Let’s get real for a moment can we? Women have boobs, men have willies. And for the MOST part, we’re all pretty well behaved with our respective bits and peices of wobbly dangly bits in public. I’ve seen more offensive sights in the form or tradey-butt-cracks by large squatting plumbers than anything offensive on a lingerie store window, ever. Mother’s should not have to squat in the public bathrooms ever to feed a hungry baby, and people get naked in changing rooms at the pool – end of story.
Why do we deny our sexuality as a society? Perhaps it’s because there are some people who do indeed show off their bits a little too publicly with zero regard for how it might impact others. Perhaps the availability of porn has become so extreme that any suggestion of sex off camera is downright shocking.
I’m certainly not in any way trying to detract from the issues that surround ‘bad sex and sexuality’. The conversation’s not perfect yet, but that’s because no one’s really having it. It’s all well and good to attack the largest issues first, because yes it will affect a change in behaviour and the smaller conversations may not need to be had after all! But what if we tried doing things in reverse? What if we were able to bang out (pun intended) the smaller conversations with such ease and simplicity that the bigger contensions become just as easy to manage?

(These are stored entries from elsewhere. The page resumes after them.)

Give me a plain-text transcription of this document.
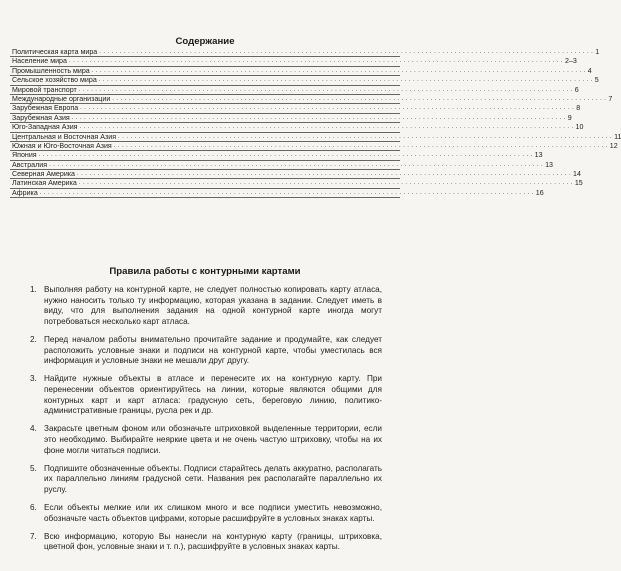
Содержание
Политическая карта мира . . . . . . . . . . . . . . . . . . . . . . . . . . . . . . . . . . . . . . . . . . . . . . . . . . . . . . . . . . . . . . . . . . . . . . . . . . . . . . . . . . . . . . . . . . . . . . . . . . . . . . . . . . . . . . . . . . . . . . . . 1
Население мира . . . . . . . . . . . . . . . . . . . . . . . . . . . . . . . . . . . . . . . . . . . . . . . . . . . . . . . . . . . . . . . . . . . . . . . . . . . . . . . . . . . . . . . . . . . . . . . . . . . . . . . . . . . . . . . . . . . . . . . . 2–3
Промышленность мира . . . . . . . . . . . . . . . . . . . . . . . . . . . . . . . . . . . . . . . . . . . . . . . . . . . . . . . . . . . . . . . . . . . . . . . . . . . . . . . . . . . . . . . . . . . . . . . . . . . . . . . . . . . . . . . . . . . . . . . . 4
Сельское хозяйство мира . . . . . . . . . . . . . . . . . . . . . . . . . . . . . . . . . . . . . . . . . . . . . . . . . . . . . . . . . . . . . . . . . . . . . . . . . . . . . . . . . . . . . . . . . . . . . . . . . . . . . . . . . . . . . . . . . . . . . . . . 5
Мировой транспорт . . . . . . . . . . . . . . . . . . . . . . . . . . . . . . . . . . . . . . . . . . . . . . . . . . . . . . . . . . . . . . . . . . . . . . . . . . . . . . . . . . . . . . . . . . . . . . . . . . . . . . . . . . . . . . . . . . . . . . . . 6
Международные организации . . . . . . . . . . . . . . . . . . . . . . . . . . . . . . . . . . . . . . . . . . . . . . . . . . . . . . . . . . . . . . . . . . . . . . . . . . . . . . . . . . . . . . . . . . . . . . . . . . . . . . . . . . . . . . . . . . . . . . . . 7
Зарубежная Европа . . . . . . . . . . . . . . . . . . . . . . . . . . . . . . . . . . . . . . . . . . . . . . . . . . . . . . . . . . . . . . . . . . . . . . . . . . . . . . . . . . . . . . . . . . . . . . . . . . . . . . . . . . . . . . . . . . . . . . . . 8
Зарубежная Азия . . . . . . . . . . . . . . . . . . . . . . . . . . . . . . . . . . . . . . . . . . . . . . . . . . . . . . . . . . . . . . . . . . . . . . . . . . . . . . . . . . . . . . . . . . . . . . . . . . . . . . . . . . . . . . . . . . . . . . . . 9
Юго-Западная Азия . . . . . . . . . . . . . . . . . . . . . . . . . . . . . . . . . . . . . . . . . . . . . . . . . . . . . . . . . . . . . . . . . . . . . . . . . . . . . . . . . . . . . . . . . . . . . . . . . . . . . . . . . . . . . . . . . . . . . . . . 10
Центральная и Восточная Азия . . . . . . . . . . . . . . . . . . . . . . . . . . . . . . . . . . . . . . . . . . . . . . . . . . . . . . . . . . . . . . . . . . . . . . . . . . . . . . . . . . . . . . . . . . . . . . . . . . . . . . . . . . . . . . . . . . . . . . . . 11
Южная и Юго-Восточная Азия . . . . . . . . . . . . . . . . . . . . . . . . . . . . . . . . . . . . . . . . . . . . . . . . . . . . . . . . . . . . . . . . . . . . . . . . . . . . . . . . . . . . . . . . . . . . . . . . . . . . . . . . . . . . . . . . . . . . . . . . 12
Япония . . . . . . . . . . . . . . . . . . . . . . . . . . . . . . . . . . . . . . . . . . . . . . . . . . . . . . . . . . . . . . . . . . . . . . . . . . . . . . . . . . . . . . . . . . . . . . . . . . . . . . . . . . . . . . . . . . . . . . . . 13
Австралия . . . . . . . . . . . . . . . . . . . . . . . . . . . . . . . . . . . . . . . . . . . . . . . . . . . . . . . . . . . . . . . . . . . . . . . . . . . . . . . . . . . . . . . . . . . . . . . . . . . . . . . . . . . . . . . . . . . . . . . . 13
Северная Америка . . . . . . . . . . . . . . . . . . . . . . . . . . . . . . . . . . . . . . . . . . . . . . . . . . . . . . . . . . . . . . . . . . . . . . . . . . . . . . . . . . . . . . . . . . . . . . . . . . . . . . . . . . . . . . . . . . . . . . . . 14
Латинская Америка . . . . . . . . . . . . . . . . . . . . . . . . . . . . . . . . . . . . . . . . . . . . . . . . . . . . . . . . . . . . . . . . . . . . . . . . . . . . . . . . . . . . . . . . . . . . . . . . . . . . . . . . . . . . . . . . . . . . . . . . 15
Африка . . . . . . . . . . . . . . . . . . . . . . . . . . . . . . . . . . . . . . . . . . . . . . . . . . . . . . . . . . . . . . . . . . . . . . . . . . . . . . . . . . . . . . . . . . . . . . . . . . . . . . . . . . . . . . . . . . . . . . . . 16
Правила работы с контурными картами
1. Выполняя работу на контурной карте, не следует полностью копировать карту атласа, нужно наносить только ту информацию, которая указана в задании. Следует иметь в виду, что для выполнения задания на одной контурной карте иногда могут потребоваться несколько карт атласа.
2. Перед началом работы внимательно прочитайте задание и продумайте, как следует расположить условные знаки и подписи на контурной карте, чтобы уместилась вся информация и условные знаки не мешали друг другу.
3. Найдите нужные объекты в атласе и перенесите их на контурную карту. При перенесении объектов ориентируйтесь на линии, которые являются общими для контурных карт и карт атласа: градусную сеть, береговую линию, политико-административные границы, русла рек и др.
4. Закрасьте цветным фоном или обозначьте штриховкой выделенные территории, если это необходимо. Выбирайте неяркие цвета и не очень частую штриховку, чтобы на их фоне могли читаться подписи.
5. Подпишите обозначенные объекты. Подписи старайтесь делать аккуратно, располагать их параллельно линиям градусной сети. Названия рек располагайте параллельно их руслу.
6. Если объекты мелкие или их слишком много и все подписи уместить невозможно, обозначьте часть объектов цифрами, которые расшифруйте в условных знаках карты.
7. Всю информацию, которую Вы нанесли на контурную карту (границы, штриховка, цветной фон, условные знаки и т. п.), расшифруйте в условных знаках карты.
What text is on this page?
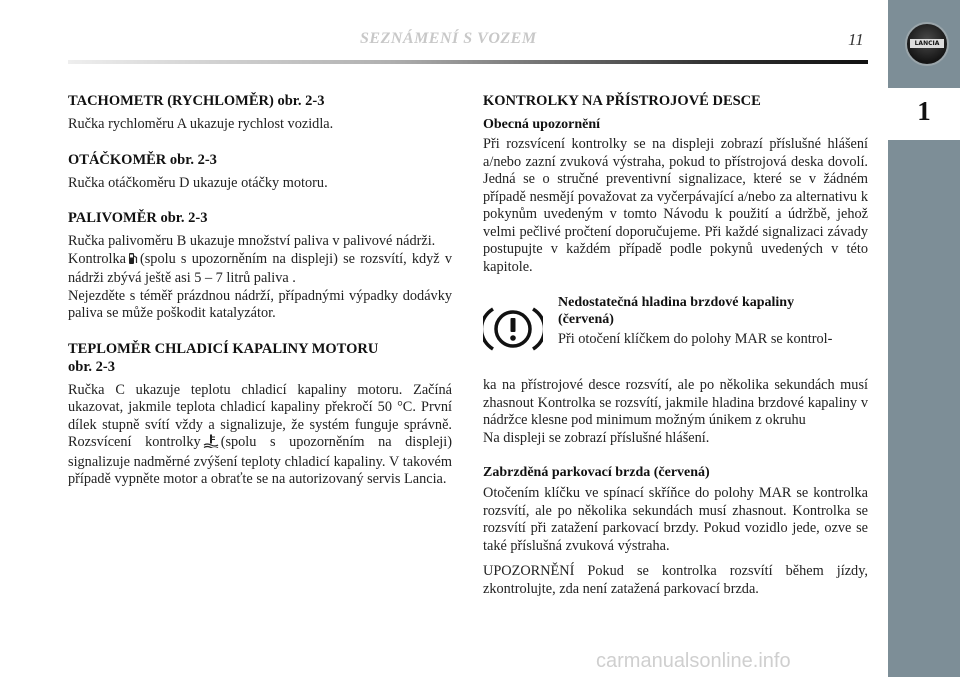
SEZNÁMENÍ S VOZEM	11
1
LANCIA
TACHOMETR (RYCHLOMĚR) obr. 2-3

Ručka rychloměru A ukazuje rychlost vozidla.

OTÁČKOMĚR obr. 2-3

Ručka otáčkoměru D ukazuje otáčky motoru.

PALIVOMĚR obr. 2-3

Ručka palivoměru B ukazuje množství paliva v palivové nádrži.

Kontrolka (spolu s upozorněním na displeji) se rozsvítí, když v nádrži zbývá ještě asi 5 – 7 litrů paliva .

Nejezděte s téměř prázdnou nádrží, případnými výpadky dodávky paliva se může poškodit katalyzátor.

TEPLOMĚR CHLADICÍ KAPALINY MOTORU
obr. 2-3

Ručka C ukazuje teplotu chladicí kapaliny motoru. Začíná ukazovat, jakmile teplota chladicí kapaliny překročí 50 °C. První dílek stupně svítí vždy a signalizuje, že systém funguje správně. Rozsvícení kontrolky (spolu s upozorněním na displeji) signalizuje nadměrné zvýšení teploty chladicí kapaliny. V takovém případě vypněte motor a obraťte se na autorizovaný servis Lancia.

KONTROLKY NA PŘÍSTROJOVÉ DESCE
Obecná upozornění

Při rozsvícení kontrolky se na displeji zobrazí příslušné hlášení a/nebo zazní zvuková výstraha, pokud to přístrojová deska dovolí. Jedná se o stručné preventivní signalizace, které se v žádném případě nesmějí považovat za vyčerpávající a/nebo za alternativu k pokynům uvedeným v tomto Návodu k použití a údržbě, jehož velmi pečlivé pročtení doporučujeme. Při každé signalizaci závady postupujte v každém případě podle pokynů uvedených v této kapitole.

Nedostatečná hladina brzdové kapaliny
(červená)

Při otočení klíčkem do polohy MAR se kontrol-

ka na přístrojové desce rozsvítí, ale po několika sekundách musí zhasnout Kontrolka se rozsvítí, jakmile hladina brzdové kapaliny v nádržce klesne pod minimum možným únikem z okruhu

Na displeji se zobrazí příslušné hlášení.

Zabrzděná parkovací brzda (červená)

Otočením klíčku ve spínací skříňce do polohy MAR se kontrolka rozsvítí, ale po několika sekundách musí zhasnout. Kontrolka se rozsvítí při zatažení parkovací brzdy. Pokud vozidlo jede, ozve se také příslušná zvuková výstraha.

UPOZORNĚNÍ Pokud se kontrolka rozsvítí během jízdy, zkontrolujte, zda není zatažená parkovací brzda.

carmanualsonline.info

No conversation worth having is ever going to be easy to start. The majority of us are so confrontationally adverse that we’d rather not risk having it at all. But we’ve all been having conversations in some way, shape or form since the moment we could talk. We just have to take it one word at a time and remember that there is beauty in touch and a need for humans to physically bond too.
So let’s put some sense back into sensual.